We know that parents who have some understanding of child development and understanding of the developing brain are able to parent in a way that minimizes behavioral challenges and reduces outcomes such as the mental health issues Katherine describes. Not all parents need to study child development and neuroscience on their own but there are some basic facts that we need to understand in order to help our children. Katherine does a good job describing what parents need to know about the brain. She comes to the same conclusion as all our evidence-based parenting methods: connection, building relationships instead of hierarchy, and showing empathy towards our children all make a big difference on how the brain develops. That's right. The way we treat our children literally affects brain development. Another takeaway is the power of positive reinforcement, a strategy that is proven to benefit a child’s behavior. We need a shift from focusing on what is wrong with our child’s behavior to focusing on what is going “right”.
I really like so much about this book. I think Katherine does a great job at laying out the background to why all of this matters, the science behind how to help, and then practical steps to take. She describes three important C's: connection, communication (bringing awareness and empathy to our child's experiences), and capability (little by little, helping our child develop things like impulse control, patience, frustration tolerance).
One more thing I will mention is how Katherine discusses the role of jobs for our children.

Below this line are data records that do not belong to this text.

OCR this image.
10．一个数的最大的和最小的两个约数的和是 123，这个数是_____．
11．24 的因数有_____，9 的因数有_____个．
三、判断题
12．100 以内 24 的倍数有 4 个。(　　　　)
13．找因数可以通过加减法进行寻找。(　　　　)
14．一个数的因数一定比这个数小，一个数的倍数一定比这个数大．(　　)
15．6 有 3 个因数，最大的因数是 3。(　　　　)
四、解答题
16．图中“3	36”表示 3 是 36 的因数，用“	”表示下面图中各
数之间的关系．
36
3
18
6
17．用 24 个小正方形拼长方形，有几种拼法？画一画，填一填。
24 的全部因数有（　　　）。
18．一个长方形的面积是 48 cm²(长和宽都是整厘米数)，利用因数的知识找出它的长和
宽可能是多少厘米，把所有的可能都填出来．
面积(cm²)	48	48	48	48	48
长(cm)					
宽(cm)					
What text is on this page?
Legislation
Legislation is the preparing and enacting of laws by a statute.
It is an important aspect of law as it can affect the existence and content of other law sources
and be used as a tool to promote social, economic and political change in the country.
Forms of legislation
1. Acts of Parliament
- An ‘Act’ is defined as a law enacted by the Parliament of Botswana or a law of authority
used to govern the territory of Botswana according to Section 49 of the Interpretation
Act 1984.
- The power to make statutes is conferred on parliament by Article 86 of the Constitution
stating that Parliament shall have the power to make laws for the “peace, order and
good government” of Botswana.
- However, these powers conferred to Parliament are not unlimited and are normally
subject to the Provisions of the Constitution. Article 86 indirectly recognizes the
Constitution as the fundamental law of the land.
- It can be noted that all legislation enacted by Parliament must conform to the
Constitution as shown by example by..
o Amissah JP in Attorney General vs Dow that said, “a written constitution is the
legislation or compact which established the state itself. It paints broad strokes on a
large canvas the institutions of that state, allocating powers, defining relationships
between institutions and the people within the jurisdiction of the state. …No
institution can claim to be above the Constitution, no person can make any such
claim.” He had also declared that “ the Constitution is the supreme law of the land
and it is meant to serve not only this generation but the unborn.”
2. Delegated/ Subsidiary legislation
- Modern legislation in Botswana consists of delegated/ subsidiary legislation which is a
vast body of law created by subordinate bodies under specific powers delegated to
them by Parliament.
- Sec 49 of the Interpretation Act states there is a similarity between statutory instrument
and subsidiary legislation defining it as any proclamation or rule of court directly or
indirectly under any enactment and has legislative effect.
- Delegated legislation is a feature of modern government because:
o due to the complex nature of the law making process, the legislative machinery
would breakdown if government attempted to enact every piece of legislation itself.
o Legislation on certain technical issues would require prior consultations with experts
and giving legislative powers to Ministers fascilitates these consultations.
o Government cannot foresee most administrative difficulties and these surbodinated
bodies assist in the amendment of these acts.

I am a HUGE advocate for giving children responsibilities in the form of jobs.
Just some of the benefits of giving your child age-appropriate jobs are that jobs teach children responsibility and accountability, time management skills, follow-through, and more. Children who have jobs to do are more likely to develop positive self-concept by seeing themselves as capable and effective. The act of creating the maintaining jobs in the home can build connection and communication skills (children do best when the jobs are created as a collaboration with their parents), and it gives parents a chance to positively reinforce desirable behavior.
I recommend this book to everyone; I think it has a lot of important information and I love the journalistic style. It's fun to read in addition to be informative and helpful.